Domestic oil production will be lowered to 2.8 million barrels a day in 2020, compared with a prior target of 4.2 million, the Rio de Janeiro-based company stated.
In addition, shares of Petrobas are falling due to declining oil prices. Crude oil (WTI) is tumbling 1.88% to $58.51 per barrel and Brent crude is sliding 2.02% to $61.89 per barrel, accordignn to the CNBC.com index.

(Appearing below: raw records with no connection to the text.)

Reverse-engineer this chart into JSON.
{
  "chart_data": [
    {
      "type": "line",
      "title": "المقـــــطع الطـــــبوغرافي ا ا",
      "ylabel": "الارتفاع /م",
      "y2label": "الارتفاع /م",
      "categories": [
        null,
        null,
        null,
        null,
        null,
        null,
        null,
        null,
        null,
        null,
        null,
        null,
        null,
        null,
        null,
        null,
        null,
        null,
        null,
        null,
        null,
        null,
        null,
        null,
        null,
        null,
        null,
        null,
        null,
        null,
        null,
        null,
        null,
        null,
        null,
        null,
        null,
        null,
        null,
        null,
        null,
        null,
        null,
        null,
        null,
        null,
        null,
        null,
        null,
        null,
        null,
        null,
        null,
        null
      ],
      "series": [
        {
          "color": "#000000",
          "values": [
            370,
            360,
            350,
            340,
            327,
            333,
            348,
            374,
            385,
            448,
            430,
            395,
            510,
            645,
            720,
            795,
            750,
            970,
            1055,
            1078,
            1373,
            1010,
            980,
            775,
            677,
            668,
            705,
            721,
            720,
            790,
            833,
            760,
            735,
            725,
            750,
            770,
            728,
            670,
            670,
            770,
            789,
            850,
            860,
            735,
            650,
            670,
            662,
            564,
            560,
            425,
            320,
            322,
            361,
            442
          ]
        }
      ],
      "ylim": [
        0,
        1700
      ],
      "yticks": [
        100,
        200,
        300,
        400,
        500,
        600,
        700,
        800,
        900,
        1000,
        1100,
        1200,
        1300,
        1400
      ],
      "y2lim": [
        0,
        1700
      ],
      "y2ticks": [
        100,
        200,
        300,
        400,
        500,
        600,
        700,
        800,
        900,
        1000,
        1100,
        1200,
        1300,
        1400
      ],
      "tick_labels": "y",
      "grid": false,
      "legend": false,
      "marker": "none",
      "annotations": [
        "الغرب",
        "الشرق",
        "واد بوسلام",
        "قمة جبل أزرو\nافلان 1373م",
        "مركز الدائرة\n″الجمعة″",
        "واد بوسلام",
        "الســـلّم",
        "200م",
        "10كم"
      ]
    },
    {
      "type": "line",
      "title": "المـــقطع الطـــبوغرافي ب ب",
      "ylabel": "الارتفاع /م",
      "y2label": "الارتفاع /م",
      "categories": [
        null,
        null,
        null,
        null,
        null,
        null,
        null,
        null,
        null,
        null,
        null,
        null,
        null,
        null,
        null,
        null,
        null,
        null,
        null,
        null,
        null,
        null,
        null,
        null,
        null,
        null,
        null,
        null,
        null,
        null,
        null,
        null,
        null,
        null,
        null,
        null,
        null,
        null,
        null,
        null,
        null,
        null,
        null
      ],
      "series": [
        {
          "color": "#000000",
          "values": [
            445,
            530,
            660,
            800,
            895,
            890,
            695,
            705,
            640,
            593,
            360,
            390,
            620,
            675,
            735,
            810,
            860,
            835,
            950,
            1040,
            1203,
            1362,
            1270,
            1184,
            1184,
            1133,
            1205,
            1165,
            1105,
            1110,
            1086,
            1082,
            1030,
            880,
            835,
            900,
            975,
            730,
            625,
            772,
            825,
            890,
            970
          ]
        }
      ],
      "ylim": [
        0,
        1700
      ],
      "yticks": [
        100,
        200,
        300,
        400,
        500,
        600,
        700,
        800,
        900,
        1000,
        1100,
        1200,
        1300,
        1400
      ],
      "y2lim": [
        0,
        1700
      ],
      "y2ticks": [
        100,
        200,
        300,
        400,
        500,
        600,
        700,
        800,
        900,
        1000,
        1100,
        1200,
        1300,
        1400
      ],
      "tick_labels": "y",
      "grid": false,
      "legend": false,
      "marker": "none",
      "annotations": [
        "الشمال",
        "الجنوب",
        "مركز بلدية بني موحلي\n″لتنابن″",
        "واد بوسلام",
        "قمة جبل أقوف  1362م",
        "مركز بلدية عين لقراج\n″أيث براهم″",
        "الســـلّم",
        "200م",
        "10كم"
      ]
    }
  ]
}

Separately, TheStreet Ratings team rates PETROLEO BRASILEIRO SA- PETR as a Sell with a ratings score of D. TheStreet Ratings Team has this to say about their recommendation:
"We rate PETROLEO BRASILEIRO SA- PETR (PBR) a SELL. This is driven by several weaknesses, which we believe should have a greater impact than any strengths, and could make it more difficult for investors to achieve positive results compared to most of the stocks we cover. The company's weaknesses can be seen in multiple areas, such as its disappointing return on equity, generally high debt management risk, generally disappointing historical performance in the stock itself and feeble growth in its earnings per share."